Renzi apre al dialogo col Pdl: «C’è vita su Marte. Il Pd non può essere la prosecuzione del Pci»
«Bersani si è fatto umiliare da quegli arroganti del M5S. Ora patto con il Pdl oppure al voto». Così il titolo dell’intervista odierna del Corriere della Sera al sindaco di Firenze Matteo Renzi. Bersani, per ora, tace.
A valutare come positiva la mossa di Renzi è Antonio Funiciello, scrittore, giornalista e dirigente del Pd, autore di un bel libro sulla sinistra e sul fenomeno Renzi (A vita. Come e perché nel Partito democratico i figli non riescono a uccidere i padri, Donzelli).
Funiciello, come legge l’intervista di Renzi?
Come un segnale che c’è vita su Marte. E che ci sia vita su Marte è quello che stiamo cercando di scoprire da tanti anni. Ora, grazie a Renzi, abbiamo scoperto che vita su Marte c’è. Dico questo perché era preoccupante la pressoché totale assenza di un dibattito politico all’interno del centrosinistra e del Pd dopo la sconfitta elettorale di fine febbraio. Dell’intervista è da apprezzare, inoltre, il sostegno espresso da Renzi al presidente della Repubblica Giorgio Napolitano, che è un fatto assai importante in una fase di forte incertezza politica e latente conflitto istituzionale come è l’attuale. E che ci sia un leader politico che non vuole esasperare i toni ma prova a rasserenarli è indubbiamente una cosa positiva.
Renzi ha aperto al dialogo con il Pdl, rimuovendo, almeno da parte sua, la pregiudiziale su Silvio Berlusconi. Una novità per il partito.
In qualsiasi democrazia europea, quando ci si trova in una situazione di stallo politico, è normale che un leader, sia esso di centrosinistra o di centrodestra, cerchi maggiore dialogo con l’altro fronte. Renzi ha dimostrato di essere una persona normale, un leader che dimostra di voler anteporre la ragion di stato agli interessi di parte. E la sua, quando dice che Berlusconi va battuto e mandato in pensione senza auspicare che finisca in galera, è una piccola rivoluzione copernicana. Lo è tanto nei confronti del centrodestra quanto nei confronti del centrosinistra: quando gli uni smetteranno, infatti, di dire che a sinistra sono tutti comunisti e gli altri che a destra sono tutti evasori fiscali, allora, saremo un paese moderno.
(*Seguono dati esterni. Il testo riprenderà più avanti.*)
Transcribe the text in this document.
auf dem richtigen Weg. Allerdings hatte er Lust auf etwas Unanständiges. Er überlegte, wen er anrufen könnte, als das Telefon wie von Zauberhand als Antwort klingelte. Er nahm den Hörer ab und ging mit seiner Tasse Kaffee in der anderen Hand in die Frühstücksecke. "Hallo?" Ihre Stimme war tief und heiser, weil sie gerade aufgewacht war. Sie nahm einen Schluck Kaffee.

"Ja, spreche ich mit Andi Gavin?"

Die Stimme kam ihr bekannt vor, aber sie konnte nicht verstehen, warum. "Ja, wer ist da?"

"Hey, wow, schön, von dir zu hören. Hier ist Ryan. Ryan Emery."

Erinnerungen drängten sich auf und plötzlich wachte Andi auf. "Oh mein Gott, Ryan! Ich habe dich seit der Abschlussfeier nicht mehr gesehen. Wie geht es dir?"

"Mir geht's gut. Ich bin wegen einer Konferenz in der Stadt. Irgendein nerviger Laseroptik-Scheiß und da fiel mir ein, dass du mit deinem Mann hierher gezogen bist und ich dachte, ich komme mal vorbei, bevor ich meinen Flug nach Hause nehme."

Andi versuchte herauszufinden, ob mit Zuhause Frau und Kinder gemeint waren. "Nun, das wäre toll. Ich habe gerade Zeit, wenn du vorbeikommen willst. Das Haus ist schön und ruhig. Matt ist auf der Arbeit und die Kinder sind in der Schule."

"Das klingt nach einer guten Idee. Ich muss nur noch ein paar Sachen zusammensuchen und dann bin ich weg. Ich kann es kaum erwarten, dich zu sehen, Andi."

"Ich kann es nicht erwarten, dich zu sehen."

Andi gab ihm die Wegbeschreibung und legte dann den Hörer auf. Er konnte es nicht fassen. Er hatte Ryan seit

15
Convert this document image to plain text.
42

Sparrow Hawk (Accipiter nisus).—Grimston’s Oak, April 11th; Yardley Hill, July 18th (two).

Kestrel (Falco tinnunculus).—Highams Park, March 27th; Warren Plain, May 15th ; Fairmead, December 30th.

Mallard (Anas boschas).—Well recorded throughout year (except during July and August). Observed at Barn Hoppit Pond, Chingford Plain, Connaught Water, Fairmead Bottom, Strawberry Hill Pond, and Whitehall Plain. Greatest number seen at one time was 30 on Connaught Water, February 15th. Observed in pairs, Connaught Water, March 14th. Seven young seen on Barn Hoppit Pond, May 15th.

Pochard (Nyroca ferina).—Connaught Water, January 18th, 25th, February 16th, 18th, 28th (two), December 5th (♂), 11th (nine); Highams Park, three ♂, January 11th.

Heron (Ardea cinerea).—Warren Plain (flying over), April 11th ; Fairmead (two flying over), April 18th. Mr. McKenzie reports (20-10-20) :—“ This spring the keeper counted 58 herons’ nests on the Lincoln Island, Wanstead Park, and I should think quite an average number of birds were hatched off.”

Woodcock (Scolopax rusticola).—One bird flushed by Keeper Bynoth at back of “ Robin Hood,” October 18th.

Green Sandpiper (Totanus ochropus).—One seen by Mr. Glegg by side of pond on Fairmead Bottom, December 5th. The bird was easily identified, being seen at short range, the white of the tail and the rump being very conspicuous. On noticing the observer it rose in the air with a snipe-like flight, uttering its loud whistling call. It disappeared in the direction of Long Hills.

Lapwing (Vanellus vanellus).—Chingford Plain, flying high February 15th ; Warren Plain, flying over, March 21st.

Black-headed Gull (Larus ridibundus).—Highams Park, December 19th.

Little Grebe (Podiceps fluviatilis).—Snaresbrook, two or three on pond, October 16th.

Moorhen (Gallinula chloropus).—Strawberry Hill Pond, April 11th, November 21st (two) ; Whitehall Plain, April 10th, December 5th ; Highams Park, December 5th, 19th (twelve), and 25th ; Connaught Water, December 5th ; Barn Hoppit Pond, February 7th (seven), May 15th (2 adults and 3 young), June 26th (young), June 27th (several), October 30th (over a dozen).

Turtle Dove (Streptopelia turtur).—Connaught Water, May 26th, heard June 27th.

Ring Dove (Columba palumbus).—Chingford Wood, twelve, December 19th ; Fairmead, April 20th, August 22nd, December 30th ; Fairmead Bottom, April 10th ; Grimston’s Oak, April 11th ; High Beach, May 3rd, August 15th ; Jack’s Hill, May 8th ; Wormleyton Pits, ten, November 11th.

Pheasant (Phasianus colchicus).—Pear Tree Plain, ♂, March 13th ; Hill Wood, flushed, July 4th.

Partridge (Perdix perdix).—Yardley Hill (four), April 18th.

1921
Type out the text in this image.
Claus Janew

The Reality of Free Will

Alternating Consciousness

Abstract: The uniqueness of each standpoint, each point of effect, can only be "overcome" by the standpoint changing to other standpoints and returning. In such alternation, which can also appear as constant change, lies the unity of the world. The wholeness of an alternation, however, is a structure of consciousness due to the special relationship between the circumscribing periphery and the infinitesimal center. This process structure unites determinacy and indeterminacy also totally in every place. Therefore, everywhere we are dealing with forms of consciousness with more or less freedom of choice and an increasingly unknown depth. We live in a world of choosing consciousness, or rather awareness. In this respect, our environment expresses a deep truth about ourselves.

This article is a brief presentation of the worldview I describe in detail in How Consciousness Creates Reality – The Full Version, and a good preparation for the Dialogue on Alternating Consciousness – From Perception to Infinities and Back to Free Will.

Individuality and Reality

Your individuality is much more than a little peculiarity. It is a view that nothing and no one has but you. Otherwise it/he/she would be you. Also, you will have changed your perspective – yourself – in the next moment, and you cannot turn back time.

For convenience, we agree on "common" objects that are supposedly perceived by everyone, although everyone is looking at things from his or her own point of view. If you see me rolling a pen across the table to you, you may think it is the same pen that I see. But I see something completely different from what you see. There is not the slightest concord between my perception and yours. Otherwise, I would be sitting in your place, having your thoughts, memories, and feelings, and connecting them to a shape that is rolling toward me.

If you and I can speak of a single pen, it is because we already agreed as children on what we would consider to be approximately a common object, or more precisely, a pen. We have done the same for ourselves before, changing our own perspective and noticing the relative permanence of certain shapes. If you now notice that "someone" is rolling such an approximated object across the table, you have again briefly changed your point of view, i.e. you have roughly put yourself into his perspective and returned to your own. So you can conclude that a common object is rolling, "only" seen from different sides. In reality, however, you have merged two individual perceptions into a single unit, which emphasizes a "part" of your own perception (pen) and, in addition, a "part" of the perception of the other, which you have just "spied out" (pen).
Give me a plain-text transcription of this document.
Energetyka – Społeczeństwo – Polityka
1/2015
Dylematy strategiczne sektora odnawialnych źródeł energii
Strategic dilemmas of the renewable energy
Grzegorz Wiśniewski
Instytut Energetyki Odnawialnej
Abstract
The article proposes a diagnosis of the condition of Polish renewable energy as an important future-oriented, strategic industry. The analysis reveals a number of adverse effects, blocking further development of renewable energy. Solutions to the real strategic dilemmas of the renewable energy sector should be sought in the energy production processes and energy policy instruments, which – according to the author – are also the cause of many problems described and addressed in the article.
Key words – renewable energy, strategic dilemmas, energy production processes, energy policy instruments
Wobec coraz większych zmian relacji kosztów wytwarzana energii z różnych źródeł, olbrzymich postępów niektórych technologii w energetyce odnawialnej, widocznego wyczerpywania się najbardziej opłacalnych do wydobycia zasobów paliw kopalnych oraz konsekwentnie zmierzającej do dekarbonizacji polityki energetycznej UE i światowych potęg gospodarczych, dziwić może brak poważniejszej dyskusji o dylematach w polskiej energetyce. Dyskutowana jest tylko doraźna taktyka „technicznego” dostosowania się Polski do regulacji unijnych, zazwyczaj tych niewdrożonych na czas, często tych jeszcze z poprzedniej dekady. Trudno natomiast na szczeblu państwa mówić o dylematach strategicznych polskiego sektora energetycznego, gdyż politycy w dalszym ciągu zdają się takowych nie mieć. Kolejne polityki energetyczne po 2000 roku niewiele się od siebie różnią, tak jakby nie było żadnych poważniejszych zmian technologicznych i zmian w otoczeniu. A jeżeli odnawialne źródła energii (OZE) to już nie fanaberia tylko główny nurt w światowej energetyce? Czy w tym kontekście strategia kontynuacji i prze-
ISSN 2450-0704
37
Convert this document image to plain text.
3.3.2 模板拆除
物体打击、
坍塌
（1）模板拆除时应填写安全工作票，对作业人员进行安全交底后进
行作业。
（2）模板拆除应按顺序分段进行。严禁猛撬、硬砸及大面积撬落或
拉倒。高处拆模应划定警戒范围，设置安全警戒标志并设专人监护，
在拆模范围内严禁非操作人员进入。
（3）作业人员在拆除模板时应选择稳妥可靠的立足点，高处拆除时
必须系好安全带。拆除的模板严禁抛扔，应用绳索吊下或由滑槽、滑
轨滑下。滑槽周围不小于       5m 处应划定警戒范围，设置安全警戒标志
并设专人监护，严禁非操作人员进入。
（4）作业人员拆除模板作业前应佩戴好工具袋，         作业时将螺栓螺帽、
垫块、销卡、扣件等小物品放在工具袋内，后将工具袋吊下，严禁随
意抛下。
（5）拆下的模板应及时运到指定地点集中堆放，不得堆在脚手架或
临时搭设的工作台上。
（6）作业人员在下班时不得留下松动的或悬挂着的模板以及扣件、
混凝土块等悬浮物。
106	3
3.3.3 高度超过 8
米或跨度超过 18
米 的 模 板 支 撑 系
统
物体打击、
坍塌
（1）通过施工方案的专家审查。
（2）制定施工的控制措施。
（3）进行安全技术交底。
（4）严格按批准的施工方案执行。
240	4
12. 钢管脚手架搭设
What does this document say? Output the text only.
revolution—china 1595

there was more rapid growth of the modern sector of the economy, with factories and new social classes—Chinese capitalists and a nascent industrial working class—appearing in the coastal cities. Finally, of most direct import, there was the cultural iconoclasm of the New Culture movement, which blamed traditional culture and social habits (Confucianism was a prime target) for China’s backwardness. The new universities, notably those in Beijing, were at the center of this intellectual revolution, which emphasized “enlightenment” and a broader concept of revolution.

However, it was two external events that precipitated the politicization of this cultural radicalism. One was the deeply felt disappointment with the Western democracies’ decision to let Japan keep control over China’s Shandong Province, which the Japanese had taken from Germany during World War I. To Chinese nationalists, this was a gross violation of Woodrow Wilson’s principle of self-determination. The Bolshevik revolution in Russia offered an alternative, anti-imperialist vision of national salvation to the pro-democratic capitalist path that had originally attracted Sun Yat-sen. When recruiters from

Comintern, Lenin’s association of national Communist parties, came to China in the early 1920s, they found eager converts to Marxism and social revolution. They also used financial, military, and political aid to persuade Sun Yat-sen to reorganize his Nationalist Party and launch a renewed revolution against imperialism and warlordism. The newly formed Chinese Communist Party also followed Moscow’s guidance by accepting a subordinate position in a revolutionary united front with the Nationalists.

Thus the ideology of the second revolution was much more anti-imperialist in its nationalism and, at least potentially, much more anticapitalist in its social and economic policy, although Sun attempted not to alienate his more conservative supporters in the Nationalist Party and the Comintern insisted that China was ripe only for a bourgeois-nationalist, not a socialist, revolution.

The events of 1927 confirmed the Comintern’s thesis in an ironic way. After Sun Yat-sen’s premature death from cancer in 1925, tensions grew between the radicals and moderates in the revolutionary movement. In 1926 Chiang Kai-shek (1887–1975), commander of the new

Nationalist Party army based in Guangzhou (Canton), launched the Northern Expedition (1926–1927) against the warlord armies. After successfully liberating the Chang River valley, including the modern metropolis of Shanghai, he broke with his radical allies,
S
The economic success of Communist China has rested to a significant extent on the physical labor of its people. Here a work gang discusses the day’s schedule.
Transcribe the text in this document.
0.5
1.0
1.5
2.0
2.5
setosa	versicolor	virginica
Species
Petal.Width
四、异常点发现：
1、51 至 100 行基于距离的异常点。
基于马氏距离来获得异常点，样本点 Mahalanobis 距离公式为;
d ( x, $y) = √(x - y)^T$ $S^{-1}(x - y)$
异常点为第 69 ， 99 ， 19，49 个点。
Ma così facendo, Renzi non rischia di incappare in una rottura con Bersani e la leadership del partito?
Mettiamola così. Quando abbiamo perso il primo round alle primarie, noi abbiamo accettato di fare la campagna elettorale insieme a tutti gli altri, condividendo tutto, anche la sconfitta. Adesso c’è da augurarsi che, dopo le prossime primarie, che faremo presto e Renzi vincerà, anche loro vorranno condividere con noi la vittoria elettorale. Meglio condividere con noi la vittoria che condividere una sconfitta.
Quando farete le primarie?
Noi vorremmo essere un partito serio e nello statuto del Pd c’è scritto che la stagione congressuale, che termina con le primarie, deve partire inderogabilmente sei mesi prima della scadenza del mandato del segretario in carica, che scade a ottobre. Se i miei conti sono giusti significa che a fine aprile dobbiamo aprire la stagione congressuale. Sono obblighi che vanno rispettati, soprattutto se ti chiami Partito democratico. Ovviamente stiamo parlando di un congresso che si cocluda con primarie aperte e non chiuse.
Nel partito come è vista la “sfida” lanciata da Renzi? Alla sua crescita in termini di esposizione mediatica corrisponde una crescita in termini di consensi interni?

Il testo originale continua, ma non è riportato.